The details may seem prosaic, but the researchers said the letter gives fascinating insight into the lives of ordinary people -- a snapshot of the early modern world as it went about its business.
The trunk of correspondence belonged to a postmaster called Simon de Brienne and his wife, postmistress Marie Germain. It was acquired by the Museum voor Communicatie in The Hague in 1926.

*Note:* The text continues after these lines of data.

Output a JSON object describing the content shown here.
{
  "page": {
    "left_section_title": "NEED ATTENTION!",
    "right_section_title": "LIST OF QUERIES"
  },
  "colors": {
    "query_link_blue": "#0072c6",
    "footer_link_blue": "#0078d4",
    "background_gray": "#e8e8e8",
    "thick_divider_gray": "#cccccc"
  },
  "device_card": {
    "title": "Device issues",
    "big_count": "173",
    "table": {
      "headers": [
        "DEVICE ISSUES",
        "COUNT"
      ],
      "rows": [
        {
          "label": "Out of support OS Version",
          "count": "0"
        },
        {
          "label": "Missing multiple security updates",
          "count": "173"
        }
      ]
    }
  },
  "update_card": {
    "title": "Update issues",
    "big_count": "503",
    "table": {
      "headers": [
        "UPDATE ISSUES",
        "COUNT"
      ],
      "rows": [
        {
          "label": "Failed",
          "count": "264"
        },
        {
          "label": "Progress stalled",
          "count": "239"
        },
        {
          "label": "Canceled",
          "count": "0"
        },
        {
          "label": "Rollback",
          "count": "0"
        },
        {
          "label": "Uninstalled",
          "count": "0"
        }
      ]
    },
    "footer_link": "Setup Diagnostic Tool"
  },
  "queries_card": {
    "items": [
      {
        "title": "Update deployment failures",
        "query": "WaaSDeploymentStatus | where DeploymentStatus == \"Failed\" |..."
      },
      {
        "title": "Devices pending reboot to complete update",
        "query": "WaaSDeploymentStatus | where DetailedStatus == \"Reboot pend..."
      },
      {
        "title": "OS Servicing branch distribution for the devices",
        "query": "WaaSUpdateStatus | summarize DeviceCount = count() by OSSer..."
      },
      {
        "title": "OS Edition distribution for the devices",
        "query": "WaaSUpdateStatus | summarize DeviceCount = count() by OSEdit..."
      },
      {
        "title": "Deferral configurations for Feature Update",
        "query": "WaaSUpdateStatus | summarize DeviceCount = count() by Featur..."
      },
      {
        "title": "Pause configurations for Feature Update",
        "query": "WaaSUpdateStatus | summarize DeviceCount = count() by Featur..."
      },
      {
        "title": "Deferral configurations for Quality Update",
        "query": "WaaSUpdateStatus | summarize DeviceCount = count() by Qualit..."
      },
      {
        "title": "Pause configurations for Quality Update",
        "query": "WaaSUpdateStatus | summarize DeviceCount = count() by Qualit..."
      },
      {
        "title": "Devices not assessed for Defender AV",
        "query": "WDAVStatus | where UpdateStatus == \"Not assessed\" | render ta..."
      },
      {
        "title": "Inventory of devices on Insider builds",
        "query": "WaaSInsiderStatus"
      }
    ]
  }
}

In addition to the unopened letters, it contains 2,571 opened letters and fragments that for one reason or another never reached their destination.
At that time, there was no such thing as a postage stamp and recipients, not senders, were responsible for the postal and delivery charges. If the recipient was deceased or rejected the letter, no fees could be collected and the letters weren't delivered.
A NEW WAY TO MINE HISTORICAL DOCUMENTS
The X-ray scanners were originally designed to map the mineral content of teeth and have been used in dental research -- until now.
"We've been able to use our scanners to X-ray history," said study author David Mills, a researcher at Queen Mary University of London, in a statement.
"The scanning technology is similar to medical CT scanners, but using much more intense X-rays which allow us to see the minute traces of metal in the ink used to write these letters. The rest of the team were then able to take our scan images and turn them into letters they could open virtually and read for the first time in over 300 years."
The new technique has the potential to unlock new historical evidence from the Brienne trunk and other collections of unopened letters and documents, the study said.
One tantalizing application could be to virtually unfold sealed items and letters in the Prize Papers -- an archive of documents confiscated by the British from enemy ships between the 17th and 19th centuries.
"Using virtual unfolding to read an intimate story that has never seen the light of day -- and never even reached its recipient -- is truly extraordinary," the researchers said in the statement.
The research was published in the journal Nature Communications on Tuesday.